How do we keep ourselves properly soiled? Lal won the Japan Prize in part for his adaptation of the “no-tillage cultivation method,” which tries to minimize disruption of soil while growing crops. This includes the following steps when converting a wooded area to farmland:
- While cutting trees, leave their stumps and roots, which can help protect the soil,
- After the trees are cut, immediately plant and grow “cover crops” that can protect the soil from the wind and other things that may disrupt and erode the soil.
- Avoid ploughing
- Instead, after the cover crops have died, plant seeds of your target crop in these locations. The dead cover crops can serve as mulch for target crops.
Hiroshi Komiyama, PhD, President of The Japan Prize Foundation Nobel said that “an important criteria for selecting a Japan Prize Laureate is the betterment of the human condition.” In advancing these soil management approaches that have been adopted in different parts of the world, “Dr. Lal’s work has already contributed to the prosperity of humanity,” said Komiyama. Nonetheless, Lal is interested in seeing such approaches more widely adopted.
There are other things that can be done to better manage soil. One, of course, is to not use as much soil to grow crops. This would entail not cutting down trees to create more farmland and being more efficient with the existing farmland and wasting less food. Wasted food is essentially wasted soil. Another is to find ways to produce crops that don’t involve soil. A third way is to develop new ways to prevent soil erosion and keep carbon from being released into the air, like crops with longer roots or other ways to cover the soil.
Gates in his notes also mentioned fertilizers being a problem. He said that synthetic fertilizers can produce greenhouse gas when broken down by microbes in the soil. Natural fertilizers such as manure can be poopy as well, releasing greenhouse gases when they decompose. Something else to consider before purchasing a manure suit.
Lal has pushing for more policies to change what is being done with soil. Lal also believes that farmers need financial incentives to implement various soil management practices. To bring more attention to soil issues, he helped spark the following resolution introduced by Senator Sherrod Brown (D-OH): S.Res.440 – A resolution recognizing soil as an essential natural resource, and soils professionals as playing a critical role in managing our Nation’s soil resources. But there is still a ways to go to make people aware of this problem. As Lal indicated, “most people don’t know about soil science or think of going into it as a career.”

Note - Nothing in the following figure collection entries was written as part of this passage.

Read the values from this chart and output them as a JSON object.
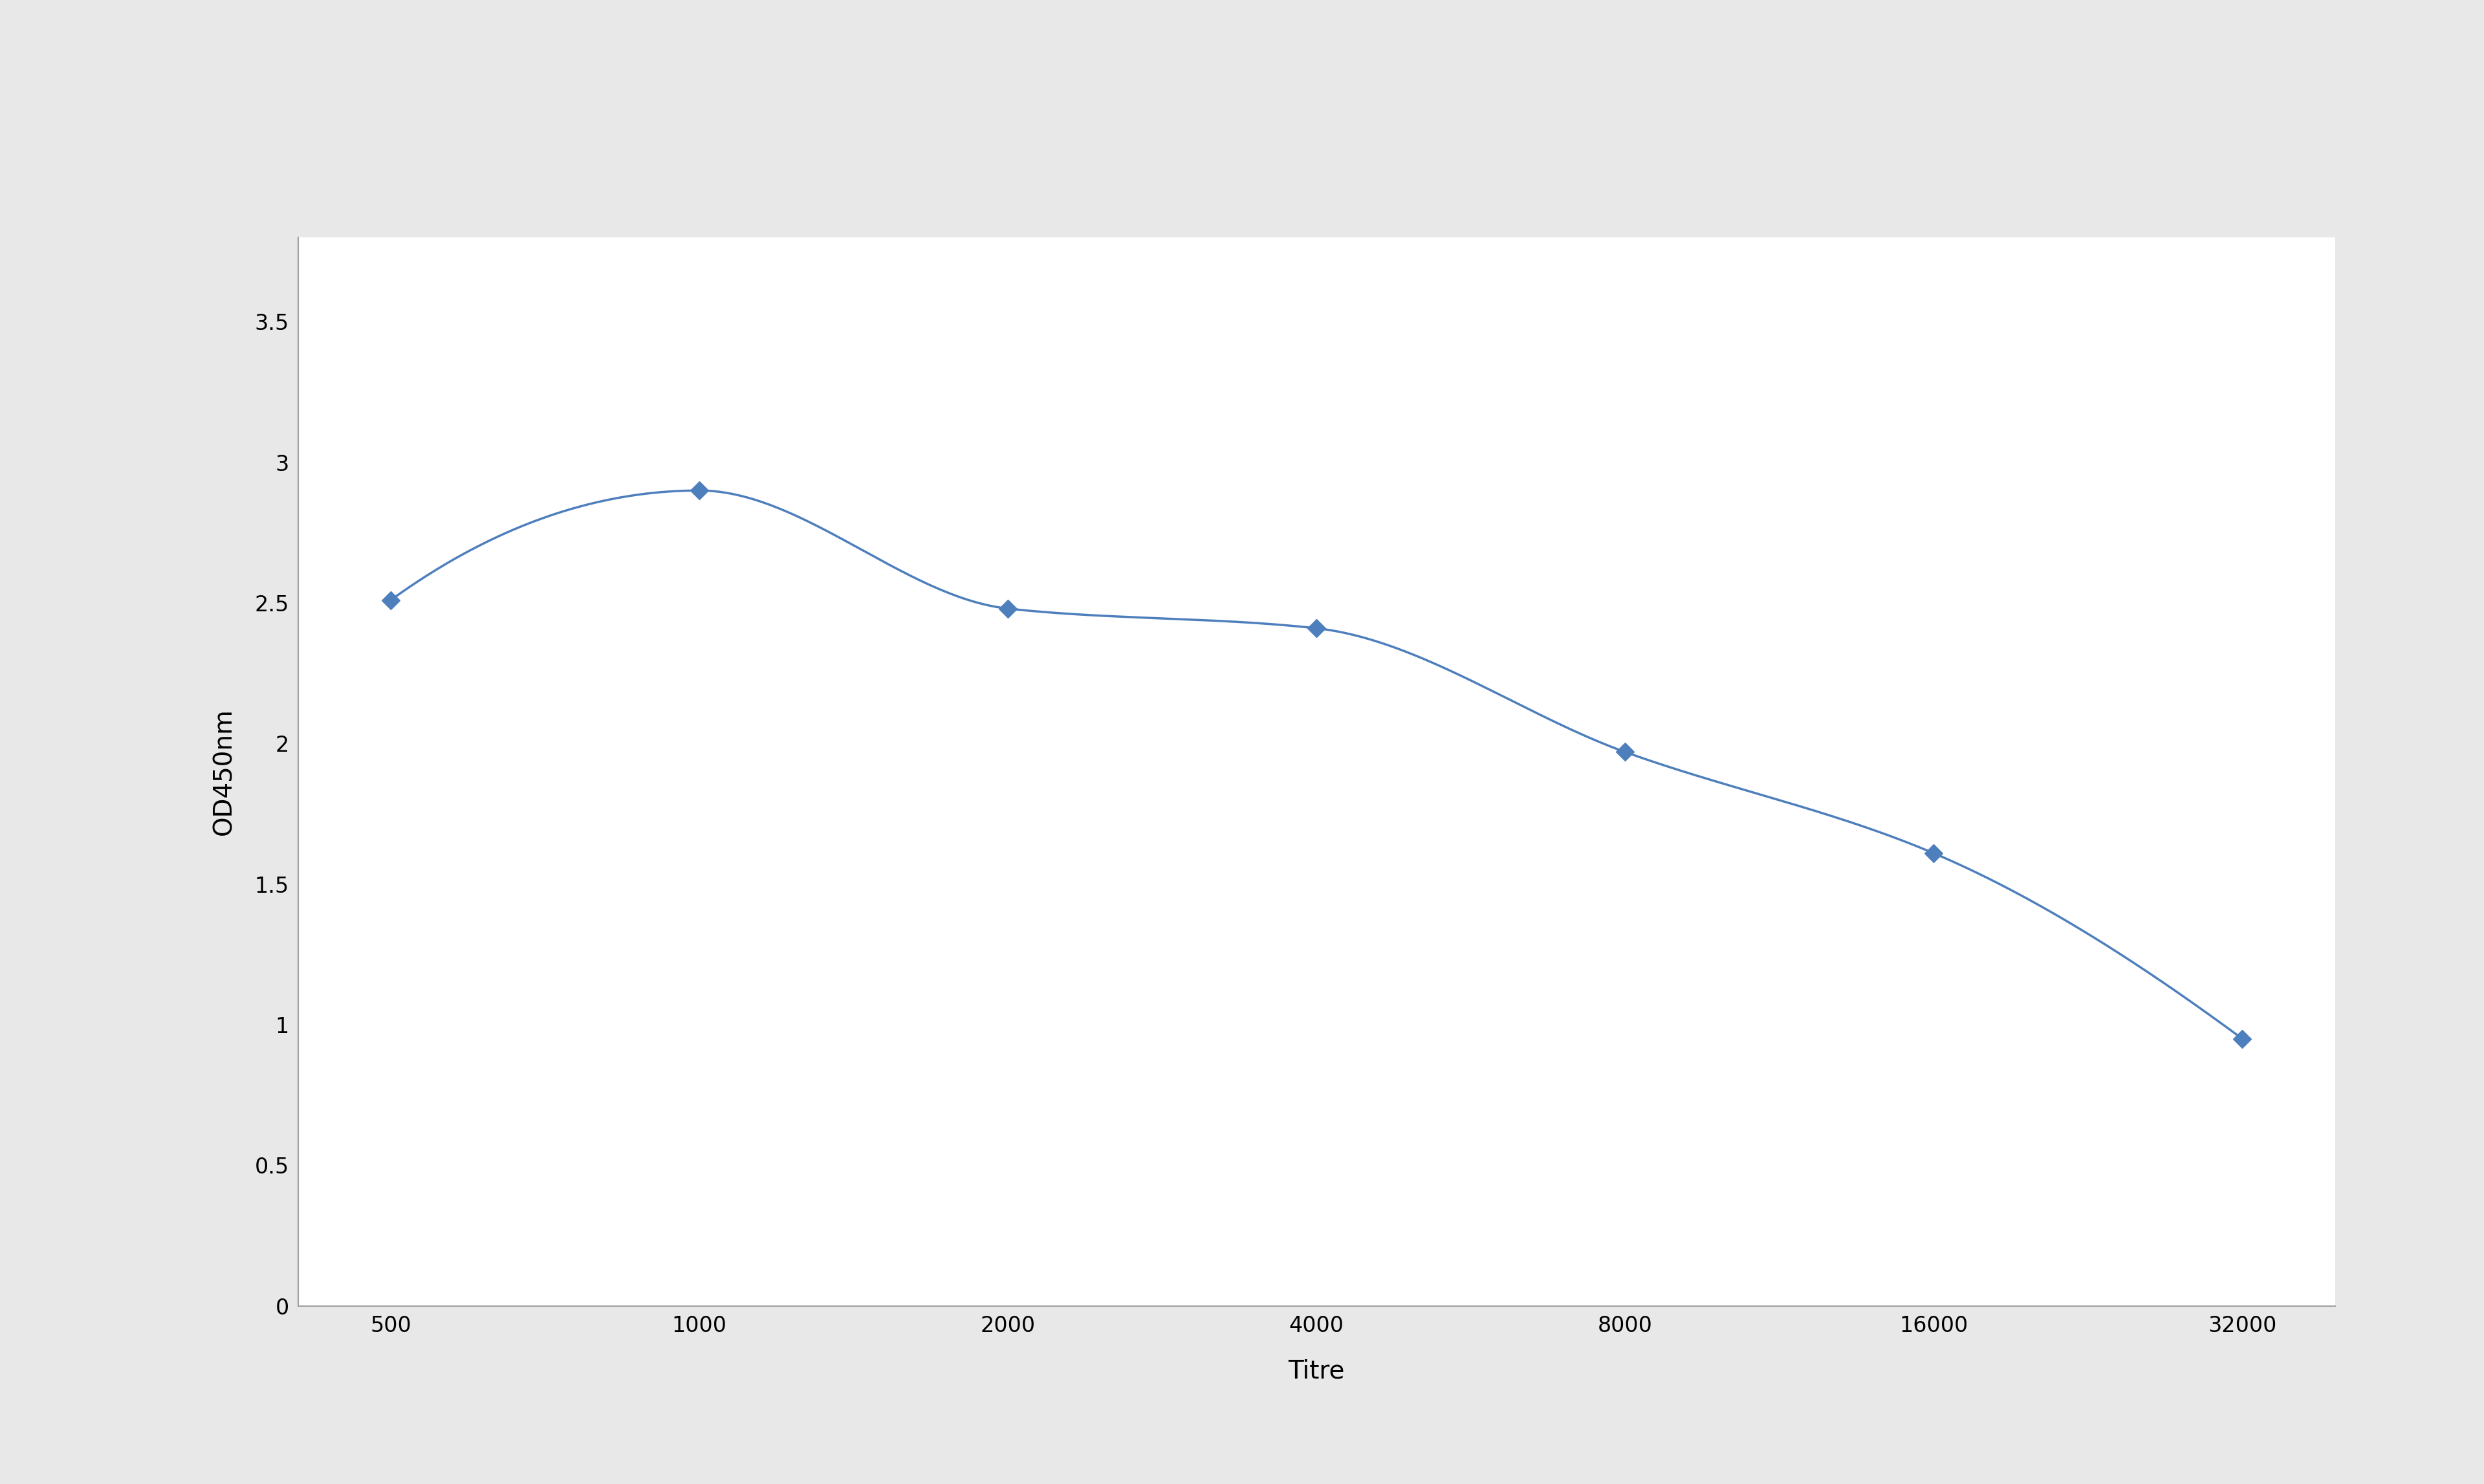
{
  "x_labels": [
    "500",
    "1000",
    "2000",
    "4000",
    "8000",
    "16000",
    "32000"
  ],
  "x_positions": [
    0,
    1,
    2,
    3,
    4,
    5,
    6
  ],
  "y_values": [
    2.51,
    2.9,
    2.48,
    2.41,
    1.97,
    1.61,
    0.95
  ],
  "xlabel": "Titre",
  "ylabel": "OD450nm",
  "ylim": [
    0,
    3.8
  ],
  "yticks": [
    0,
    0.5,
    1,
    1.5,
    2,
    2.5,
    3,
    3.5
  ],
  "line_color": "#4e7fbd",
  "marker": "D",
  "marker_size": 14,
  "marker_color": "#4e7fbd",
  "linewidth": 2.5,
  "background_color": "#e8e8e8",
  "plot_bg_color": "#ffffff",
  "xlabel_fontsize": 28,
  "ylabel_fontsize": 28,
  "tick_fontsize": 24,
  "spine_color": "#a0a0a0",
  "fig_width": 38.4,
  "fig_height": 22.94
}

Drake feels that Lal’s winning the Japan Prize could help bring more attention to soil science: “The Japan Prize is a wonderful world honor that doesn’t happen everyday. It’s the culmination of a lifetime of work and will get more people to pay attention.”
A prominent figure like Gates writing about soil can’t hurt either. If you were a big fan of cow farts or at least talking about them, the March 26 edition of his Gates Notes may have disappointed you somewhat. Nonetheless, he and Lal are bringing more light to an important problem: one that, if not properly addressed, may end up soiling a lot of our plans in the near future.